OPERA: Coenraad Visser
PACT OPERA first staged this astounding production of Wagner’s Der Fliegende Hollander in 1991. The Teatro Colon team, Roberto Oswald and Anibal Lapiz, created a visual spectacle the envy of any major opera house. The cast too, led by South Africans Wicus Slabbert and Marieta Napier, would have done any major artistic management proud.
The current production is visually as arresting as before, the lighting sometimes even more so. Unfortunately, with two exceptions, the musical aspect veers between misdirected and mediocre.
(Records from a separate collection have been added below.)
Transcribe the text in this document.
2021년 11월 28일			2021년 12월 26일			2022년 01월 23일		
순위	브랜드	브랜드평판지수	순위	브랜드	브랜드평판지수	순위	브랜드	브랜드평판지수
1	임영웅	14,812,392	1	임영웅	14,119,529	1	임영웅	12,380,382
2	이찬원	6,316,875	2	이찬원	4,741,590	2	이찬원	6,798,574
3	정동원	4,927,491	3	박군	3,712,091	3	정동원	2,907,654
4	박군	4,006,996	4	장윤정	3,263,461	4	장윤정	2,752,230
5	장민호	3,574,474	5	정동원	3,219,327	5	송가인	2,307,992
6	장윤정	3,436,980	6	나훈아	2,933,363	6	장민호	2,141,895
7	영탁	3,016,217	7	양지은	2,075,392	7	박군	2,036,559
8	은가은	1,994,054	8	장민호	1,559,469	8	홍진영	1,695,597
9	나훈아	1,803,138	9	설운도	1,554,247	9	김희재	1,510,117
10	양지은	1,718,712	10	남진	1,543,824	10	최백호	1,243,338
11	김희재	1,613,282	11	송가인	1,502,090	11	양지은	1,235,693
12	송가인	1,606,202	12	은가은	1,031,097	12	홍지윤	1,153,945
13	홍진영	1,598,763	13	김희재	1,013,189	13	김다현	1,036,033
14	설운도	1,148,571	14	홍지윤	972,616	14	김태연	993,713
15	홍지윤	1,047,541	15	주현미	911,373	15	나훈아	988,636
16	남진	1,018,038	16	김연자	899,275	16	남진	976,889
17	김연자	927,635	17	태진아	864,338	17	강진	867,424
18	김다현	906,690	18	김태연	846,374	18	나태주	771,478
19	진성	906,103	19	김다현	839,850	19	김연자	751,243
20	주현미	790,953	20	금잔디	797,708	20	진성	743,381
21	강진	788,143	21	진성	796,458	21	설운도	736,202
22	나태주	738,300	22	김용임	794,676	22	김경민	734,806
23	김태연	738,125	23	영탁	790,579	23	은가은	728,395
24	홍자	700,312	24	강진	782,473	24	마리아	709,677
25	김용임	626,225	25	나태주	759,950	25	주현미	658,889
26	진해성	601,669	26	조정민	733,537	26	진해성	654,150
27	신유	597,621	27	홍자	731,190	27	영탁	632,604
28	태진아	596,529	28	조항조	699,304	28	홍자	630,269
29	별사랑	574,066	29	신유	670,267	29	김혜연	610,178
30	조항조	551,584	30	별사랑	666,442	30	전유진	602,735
The problem starts in the pit where Gert Meditz, already poor when he conducted La Boheme, has no idea what the inventive score demands. With the Transvaal Philharmonic Orchestra uncharacteristically directionless, he gives a lightweight reading completely at odds with Wagnerian tradition.
On stage, too, singers like Andrea Catzel and Rouel Beukes seem to believe they are in comic opera, perhaps even operetta. Beukes’s Daland is a buffoon, exactly what the programmes notes tell us he should not be. Catzel cannot cope vocally, so that at times she simply resorts to raw shrieking. Worse still, Senta’s ballad is delivered in a style more suited to the cheery widow Hannah Glawari entertaining her folks with a ghost story.
Hans van Heerden used to be an imposing Dutchman. He still looks imposing, but his amply demonstrated inability to maintain any vocal line robs the great love duet of all pathos. This Dutchman is simply cardboard, and so unable to elicit sympathy for his dreadful plight.
Late replacement Michael Pabst is vocally a suitably ardent Erik even in a production unintentionally resembling a Mel Brooks comedy. Jannie Moolman is a convincing steersman, perhaps at last on the right track with his considerable vocal abilities.